Hildegard Helene Friederike Moniac (29 March 1891 – 3 August 1967) was a German educator and political activist.

== Biography ==
Moniac was born on 29 March 1891 in Friedenau, Tempelhof-Schöneberg, Berlin. She was raised in Berlin and graduated from the Lette-Verein as a vocational school teacher for tailoring and millinery in 1911.

From 1913 to 1933, Moniac worked as a vocational high school teacher in Spremberg. From 1920, Moniac lived with her partner Johanna Elberskirchen (1864–1943) and Elberskirchen's two sisters. The couple had met in 1914.

Moniac was a member of the Independent Social Democratic Party of Germany (USPD) and she may also have been a member of the Communist Party of Germany (KPD) in the late 1920s. She was an active political activist.
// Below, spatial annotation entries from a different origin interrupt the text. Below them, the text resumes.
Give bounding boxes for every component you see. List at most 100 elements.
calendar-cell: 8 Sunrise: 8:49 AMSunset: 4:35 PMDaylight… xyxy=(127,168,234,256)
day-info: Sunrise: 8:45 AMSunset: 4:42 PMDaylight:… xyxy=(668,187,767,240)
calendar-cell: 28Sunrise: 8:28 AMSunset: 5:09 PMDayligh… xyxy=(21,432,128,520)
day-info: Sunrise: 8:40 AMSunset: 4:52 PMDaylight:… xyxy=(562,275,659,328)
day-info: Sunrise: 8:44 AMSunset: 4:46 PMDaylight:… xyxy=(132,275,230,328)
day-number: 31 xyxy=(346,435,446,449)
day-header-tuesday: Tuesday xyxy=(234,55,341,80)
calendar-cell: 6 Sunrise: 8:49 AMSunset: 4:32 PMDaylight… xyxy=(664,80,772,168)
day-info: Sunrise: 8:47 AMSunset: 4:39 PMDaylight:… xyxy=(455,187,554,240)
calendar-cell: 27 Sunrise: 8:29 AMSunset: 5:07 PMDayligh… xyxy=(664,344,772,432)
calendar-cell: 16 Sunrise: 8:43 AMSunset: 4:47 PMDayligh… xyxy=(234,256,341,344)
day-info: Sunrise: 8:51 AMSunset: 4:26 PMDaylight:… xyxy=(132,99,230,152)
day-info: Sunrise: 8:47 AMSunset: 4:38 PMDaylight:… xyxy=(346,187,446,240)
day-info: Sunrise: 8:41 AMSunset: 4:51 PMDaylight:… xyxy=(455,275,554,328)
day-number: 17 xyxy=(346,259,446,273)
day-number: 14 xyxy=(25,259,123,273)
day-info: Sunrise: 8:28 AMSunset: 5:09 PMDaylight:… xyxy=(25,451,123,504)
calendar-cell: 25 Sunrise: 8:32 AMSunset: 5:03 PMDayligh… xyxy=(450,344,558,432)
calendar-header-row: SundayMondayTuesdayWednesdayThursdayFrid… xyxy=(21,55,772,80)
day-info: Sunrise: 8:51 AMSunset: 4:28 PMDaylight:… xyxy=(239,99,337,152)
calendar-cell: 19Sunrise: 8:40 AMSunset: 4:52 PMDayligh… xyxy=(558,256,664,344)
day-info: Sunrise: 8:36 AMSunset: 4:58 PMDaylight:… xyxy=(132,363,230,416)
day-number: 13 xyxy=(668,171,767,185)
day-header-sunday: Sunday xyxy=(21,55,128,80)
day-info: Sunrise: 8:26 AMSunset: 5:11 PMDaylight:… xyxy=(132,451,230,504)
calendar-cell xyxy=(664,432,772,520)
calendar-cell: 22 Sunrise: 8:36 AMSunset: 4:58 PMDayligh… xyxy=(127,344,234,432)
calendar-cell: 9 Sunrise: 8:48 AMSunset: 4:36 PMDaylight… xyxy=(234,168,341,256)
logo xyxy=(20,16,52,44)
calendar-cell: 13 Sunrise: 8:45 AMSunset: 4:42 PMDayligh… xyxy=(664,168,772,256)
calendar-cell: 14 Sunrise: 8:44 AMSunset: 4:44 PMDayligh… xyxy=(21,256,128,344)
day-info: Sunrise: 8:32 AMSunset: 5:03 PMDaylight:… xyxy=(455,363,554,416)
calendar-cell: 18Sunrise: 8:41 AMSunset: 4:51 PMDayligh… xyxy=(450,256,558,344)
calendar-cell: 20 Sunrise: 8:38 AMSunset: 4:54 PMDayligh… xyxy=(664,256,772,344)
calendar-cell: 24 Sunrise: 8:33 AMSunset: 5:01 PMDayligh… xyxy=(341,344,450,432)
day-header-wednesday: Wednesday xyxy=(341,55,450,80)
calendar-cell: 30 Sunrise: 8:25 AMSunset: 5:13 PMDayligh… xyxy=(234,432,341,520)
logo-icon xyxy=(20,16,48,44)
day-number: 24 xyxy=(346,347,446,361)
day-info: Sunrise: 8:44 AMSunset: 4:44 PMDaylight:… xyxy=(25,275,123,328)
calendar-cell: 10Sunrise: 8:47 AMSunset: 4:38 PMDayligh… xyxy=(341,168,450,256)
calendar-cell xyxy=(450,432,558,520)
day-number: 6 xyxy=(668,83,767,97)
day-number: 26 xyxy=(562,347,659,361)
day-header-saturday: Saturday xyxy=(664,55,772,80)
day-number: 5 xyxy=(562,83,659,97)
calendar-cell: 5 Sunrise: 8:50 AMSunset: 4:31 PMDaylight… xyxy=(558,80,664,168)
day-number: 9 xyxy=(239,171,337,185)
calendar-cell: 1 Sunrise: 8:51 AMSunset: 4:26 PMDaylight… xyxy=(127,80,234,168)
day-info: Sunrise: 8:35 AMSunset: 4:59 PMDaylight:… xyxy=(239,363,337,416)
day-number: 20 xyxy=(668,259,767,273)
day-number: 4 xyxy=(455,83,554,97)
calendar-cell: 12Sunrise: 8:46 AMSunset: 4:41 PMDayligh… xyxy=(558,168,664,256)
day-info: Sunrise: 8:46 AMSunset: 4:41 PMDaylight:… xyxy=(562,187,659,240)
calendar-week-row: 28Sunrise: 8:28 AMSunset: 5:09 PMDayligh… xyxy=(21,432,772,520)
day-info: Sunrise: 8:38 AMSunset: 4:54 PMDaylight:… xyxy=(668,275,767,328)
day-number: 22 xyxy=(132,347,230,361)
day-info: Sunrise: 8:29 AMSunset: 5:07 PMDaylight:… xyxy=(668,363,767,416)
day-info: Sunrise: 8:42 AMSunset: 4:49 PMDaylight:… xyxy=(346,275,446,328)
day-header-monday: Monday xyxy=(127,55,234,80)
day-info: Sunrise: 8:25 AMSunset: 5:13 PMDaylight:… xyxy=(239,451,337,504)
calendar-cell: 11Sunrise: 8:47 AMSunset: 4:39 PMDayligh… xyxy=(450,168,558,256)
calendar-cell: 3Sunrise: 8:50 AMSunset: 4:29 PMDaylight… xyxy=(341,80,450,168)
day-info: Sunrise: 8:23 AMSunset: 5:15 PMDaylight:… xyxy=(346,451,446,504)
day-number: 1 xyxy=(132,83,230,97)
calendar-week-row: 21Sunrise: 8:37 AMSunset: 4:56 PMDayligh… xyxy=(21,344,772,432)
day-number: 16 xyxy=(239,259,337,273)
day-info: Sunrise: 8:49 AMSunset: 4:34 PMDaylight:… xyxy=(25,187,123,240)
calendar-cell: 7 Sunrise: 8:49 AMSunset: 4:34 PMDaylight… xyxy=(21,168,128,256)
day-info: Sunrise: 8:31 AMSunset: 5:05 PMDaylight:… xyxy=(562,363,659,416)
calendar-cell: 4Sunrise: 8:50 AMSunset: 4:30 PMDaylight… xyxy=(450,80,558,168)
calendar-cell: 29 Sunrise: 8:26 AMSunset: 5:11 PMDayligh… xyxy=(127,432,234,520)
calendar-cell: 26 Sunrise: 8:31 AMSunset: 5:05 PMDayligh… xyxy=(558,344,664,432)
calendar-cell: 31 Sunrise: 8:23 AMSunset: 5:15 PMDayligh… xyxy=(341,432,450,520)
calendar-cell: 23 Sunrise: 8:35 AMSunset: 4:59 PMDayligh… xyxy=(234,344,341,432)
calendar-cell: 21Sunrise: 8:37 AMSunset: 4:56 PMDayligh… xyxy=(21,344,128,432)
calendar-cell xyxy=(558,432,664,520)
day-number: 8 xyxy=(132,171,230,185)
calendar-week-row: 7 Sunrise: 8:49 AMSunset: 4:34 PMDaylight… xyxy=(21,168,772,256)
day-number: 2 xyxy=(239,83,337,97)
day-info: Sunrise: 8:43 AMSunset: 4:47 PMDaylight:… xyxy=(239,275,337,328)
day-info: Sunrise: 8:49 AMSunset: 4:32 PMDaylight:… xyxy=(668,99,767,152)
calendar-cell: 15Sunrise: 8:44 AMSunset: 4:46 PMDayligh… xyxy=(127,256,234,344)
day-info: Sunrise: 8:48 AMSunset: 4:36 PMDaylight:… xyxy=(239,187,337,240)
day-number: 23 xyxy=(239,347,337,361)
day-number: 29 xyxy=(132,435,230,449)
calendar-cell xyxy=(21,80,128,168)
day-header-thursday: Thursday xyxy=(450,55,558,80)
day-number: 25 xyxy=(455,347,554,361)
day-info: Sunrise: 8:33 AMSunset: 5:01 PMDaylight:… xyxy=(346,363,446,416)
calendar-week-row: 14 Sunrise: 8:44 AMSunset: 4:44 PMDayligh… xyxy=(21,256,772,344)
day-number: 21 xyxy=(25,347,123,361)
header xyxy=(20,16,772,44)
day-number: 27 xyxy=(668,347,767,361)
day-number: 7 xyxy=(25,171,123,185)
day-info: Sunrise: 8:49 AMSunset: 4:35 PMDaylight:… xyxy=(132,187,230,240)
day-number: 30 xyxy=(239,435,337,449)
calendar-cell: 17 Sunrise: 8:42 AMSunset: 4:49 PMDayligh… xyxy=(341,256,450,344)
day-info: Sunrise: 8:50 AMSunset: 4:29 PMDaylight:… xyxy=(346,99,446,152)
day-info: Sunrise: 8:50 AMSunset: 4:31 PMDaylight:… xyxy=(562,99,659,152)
In 1933, Moniac was forcibly dismissed from her teaching position under Section 4 of the Law for the Restoration of the Professional Civil Service (BBG, Gesetz zur Wiederherstellung des Berufsbeamtentums, shortened to Berufsbeamtengesetz), which had been established by the incoming Nazi regime, as a "politically unreliable person."

After her dismissal from teaching, Moniac supported her partner Elberskirchen in running a homeopathic practice in Rüdersdorf, Brandenburg. In Rüdersdof, it was known that the women were lesbian opponents of the Nazis. Elberskirchen was also a feminist writer who published books on women's sexuality and health. Elberskirchen died on 17 May 1943 and Moniac was subsequently involved in an inheritance dispute with Elberskirchen's family.

At the end of World War II, the Soviet Red Army occupied the elementary school Alt-Rüdersdorf. The school reopened on 15 October 1945 with Moniac as director. In 1951 she was transferred to another school following protests from parents about her politics (and possibly also her sexuality). She retired in 1954.

Moniac lived with her partner Luitgarde Kettner (1914–1977), who also taught at Alt-Rüdersdorf, until her death. She died on 3 August 1967, aged 76, and was buried at Friedhof Rudolf-Breitscheid-Straße cemetery in Rüdersdorf [de]. Her property was inherited by Kettner.

In 1975, Johanna Elberkirchen's urn was secretly reinterred at Moniac's burial site by friends and the grave was planted with forget-me-nots and violets. On 5 November 2002, the municipal council of Rüdersdorf placed the grave of Moniac and Elberkirchen under protection and a commemorative monument was unveiled in 2003.